On April 23, delegates from professional societies, governmental agencies, congressional offices, academic institutions and companies congregated in Washington to stake out geologists’ role in helping the Bush administration develop a new energy policy. The American Association of Petroleum Geologists (AAPG) called out to geoscience experts to help solve what Secretary of Energy Spencer Abraham said is the most serious energy shortage the country has faced since the 1970s.
[At right: The co-convening societies’ presidents spoke during the morning session. Seated from left to right: Jon Price, Association of American State Geologists; Robert Fakundiny, American Institute of Professional Geologists; Toby Carleton, Society of Independent Professional Earth Scientists; Eric Hanson, American Association of Professional Landmen; and Lee Gerhard, principal geologist of the Kansas Geological Survey. Photo by Laura Wright]

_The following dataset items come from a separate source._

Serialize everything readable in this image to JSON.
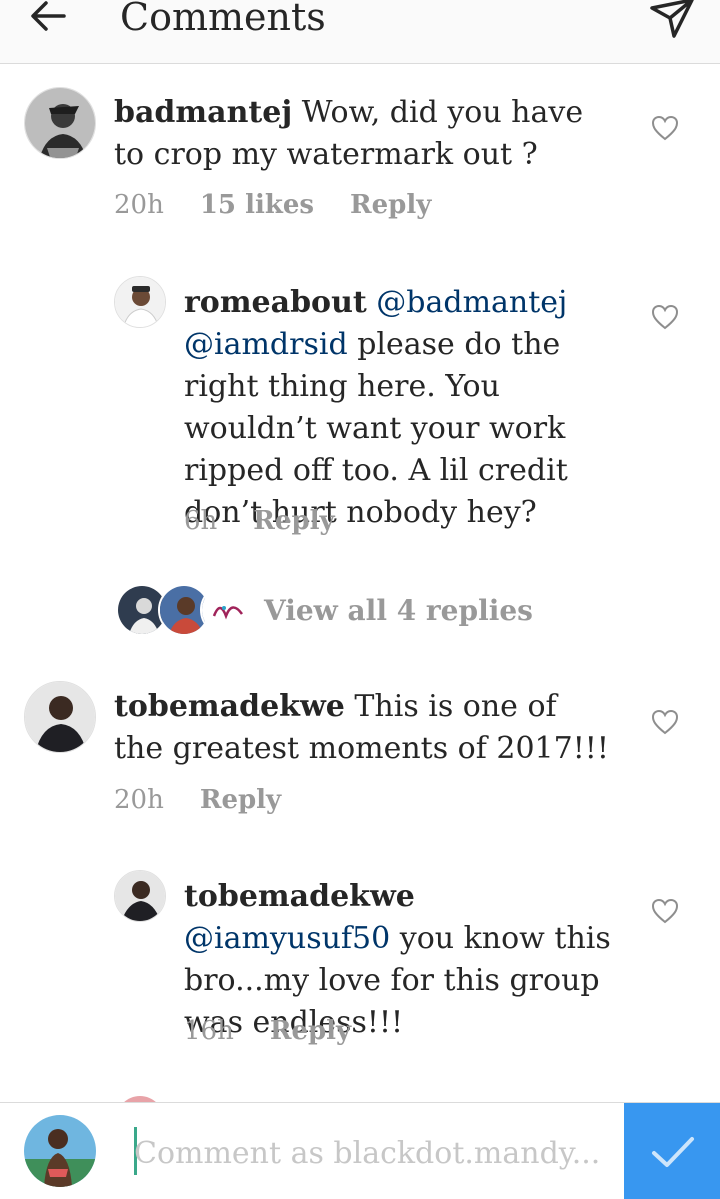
{
  "header": {
    "title": "Comments",
    "back_icon": "arrow-left-icon",
    "send_icon": "paper-plane-icon"
  },
  "comments": [
    {
      "username": "badmantej",
      "text": " Wow, did you have to crop my watermark out ?",
      "time": "20h",
      "likes": "15 likes",
      "reply": "Reply"
    },
    {
      "username": "romeabout",
      "mention1": "@badmantej",
      "mention2": "@iamdrsid",
      "text": " please do the right thing here. You wouldn’t want your work ripped off too. A lil credit don’t hurt nobody hey?",
      "time": "6h",
      "reply": "Reply"
    },
    {
      "view_replies": "View all 4 replies"
    },
    {
      "username": "tobemadekwe",
      "text": " This is one of the greatest moments of 2017!!!",
      "time": "20h",
      "reply": "Reply"
    },
    {
      "username": "tobemadekwe",
      "mention1": "@iamyusuf50",
      "text": " you know this bro...my love for this group was endless!!!",
      "time": "16h",
      "reply": "Reply"
    }
  ],
  "composer": {
    "placeholder": "Comment as blackdot.mandy...",
    "post_icon": "checkmark-icon"
  },
  "colors": {
    "accent": "#3897f0",
    "mention": "#003569",
    "muted": "#999999"
  }
}
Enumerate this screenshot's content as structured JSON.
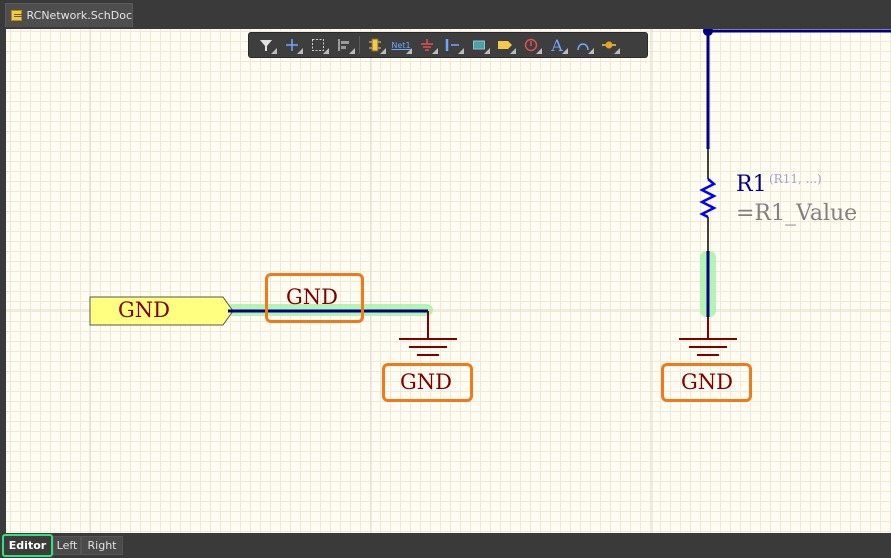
{
  "document_tab": {
    "label": "RCNetwork.SchDoc",
    "icon": "schematic-doc-icon"
  },
  "toolbar": {
    "buttons": [
      {
        "name": "filter",
        "icon": "filter-icon"
      },
      {
        "name": "move",
        "icon": "crosshair-icon"
      },
      {
        "name": "select",
        "icon": "select-rect-icon"
      },
      {
        "name": "align",
        "icon": "align-icon"
      },
      {
        "name": "place-part",
        "icon": "component-icon"
      },
      {
        "name": "net-label",
        "icon": "net-label-icon",
        "text": "Net1"
      },
      {
        "name": "power-port",
        "icon": "ground-icon"
      },
      {
        "name": "bus",
        "icon": "bus-icon"
      },
      {
        "name": "harness",
        "icon": "harness-icon"
      },
      {
        "name": "port",
        "icon": "port-icon",
        "text": "D1"
      },
      {
        "name": "directive",
        "icon": "directive-icon"
      },
      {
        "name": "text",
        "icon": "text-icon",
        "text": "A"
      },
      {
        "name": "arc",
        "icon": "arc-icon"
      },
      {
        "name": "junction",
        "icon": "junction-icon"
      }
    ]
  },
  "schematic": {
    "port_label": "GND",
    "net_label": "GND",
    "ground_left_label": "GND",
    "ground_right_label": "GND",
    "resistor": {
      "designator": "R1",
      "designator_alt": "(R11, ...)",
      "value": "=R1_Value"
    }
  },
  "bottom_tabs": [
    {
      "label": "Editor",
      "active": true
    },
    {
      "label": "Left",
      "active": false
    },
    {
      "label": "Right",
      "active": false
    }
  ],
  "colors": {
    "wire": "#000080",
    "ground_symbol": "#800000",
    "port_fill": "#ffff80",
    "highlight": "#f07a1a",
    "selection": "#a9f2a9",
    "grid_major": "#e2dccd"
  }
}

“Fundamentally the U.S. has some really serious energy supply problems,” says Lee Gerhard, pricipal geologist of the Kansas Geological Survey and one of the conference organizers. “The U.S. has had an energy policy for 200 years that calls for cheap energy at any cost and that’s no longer an acceptable policy,” he says. Geoscientists, Gerhard adds, have a responsibility to share their knowledge and expertise with policy-makers. The AAPG Energy Summit was their chance to do so — 65 representatives from congressional offices and federal agencies attended the conference as did about 50 professional geologists and other members of the energy industry.
In his opening remarks, AAPG President Marlan Downey charged his fellow speakers to pare down their lives’ work into 15 minutes of take-home points and practical suggestions so that a new national energy policy might appear on the horizon.
Downey led his own charge as he outlined what he believes are the two most important short-term changes. First up: increased use of natural gas to quickly boost electricity production. Downey suggests that the industry turn to small, independent exploration companies — not “big oil” — that rely on their own cash to drill wells and must recover their expenditures before they move on to drill new wells. In doing so, production would accelerate and the national treasury would incur few costs.
Toby Carleton, president of the Society of Independent Professional Earth Scientists (SIPES), agreed that the American public and policy-makers have the misconception that all oil and gas production comes through the hands of the major, integrated petroleum companies. But small, independent companies drill approximately 85 percent of wells in the United States. Altogether, these companies produce 40 percent of the domestic oil supply and 65 percent of the domestic natural gas supply. Yet all oil producers are lumped under the umbrella of “big oil,” Carleton said.
Solutions also require that we dig in our own yards, rather than making a mess in those of our neighbors, said Robert Fakundiny, president of the American Institute of Professional Geologists (AIPG). Fakundiny expressed AIPG’s support for increasing access to public lands to develop energy and mineral resources. In recent years, the United States has encouraged the import of oil and other resources while essentially exporting the environmental responsibilities of resource recovery. Fakundiny quoted from AIPG’s draft position on access to public lands as it was issued on Jan. 20: “As a major consumer of energy and mineral resources, the U.S. should be a world leader in environmentally responsible development of its own resources.”
Downey’s second suggestion: Pay more for gas. He called for a 50-cent-per-gallon gasoline tax and added, “We need such a tax to prepare for, to fund, to actually solve our national energy problems. Talk’s cheap. Solutions cost money.”
Carleton had other suggestions, including plans to diversify energy supplies and emphasize conservation. “Everything to do with energy should be considered, including such exotic and still undeveloped sources as fusion, gas hydrates and fuel cells,” he said. Carleton briefly touched on conservation as he said, “It is self evident that for every barrel of oil conserved, one barrel of foreign oil does not have to be imported.” He suggested that conservation should be an important part of energy policy and could be most effectively achieved through fair tax treatment and price adjustments.
The president of AAPG’s Division of Professional Affairs, Skip Hobbs, emphasized the correlation between commodity prices and investments in energy research and development. Ultimately, price drives supply. Prices averaged over the past 15 years have been low compared to other commodities; the oil industry has turned one of the poorest annual returns of any industry. The average return since 1990 has been a mere 7 to 8 percent. As a result, Hobbs said, energy investments plummeted and the United States now needs more supplies and new sources of energy. “Cheap energy is great for the economy. However, cheap energy comes at a price to future supply. The day of reckoning has now arrived,” Hobbs said.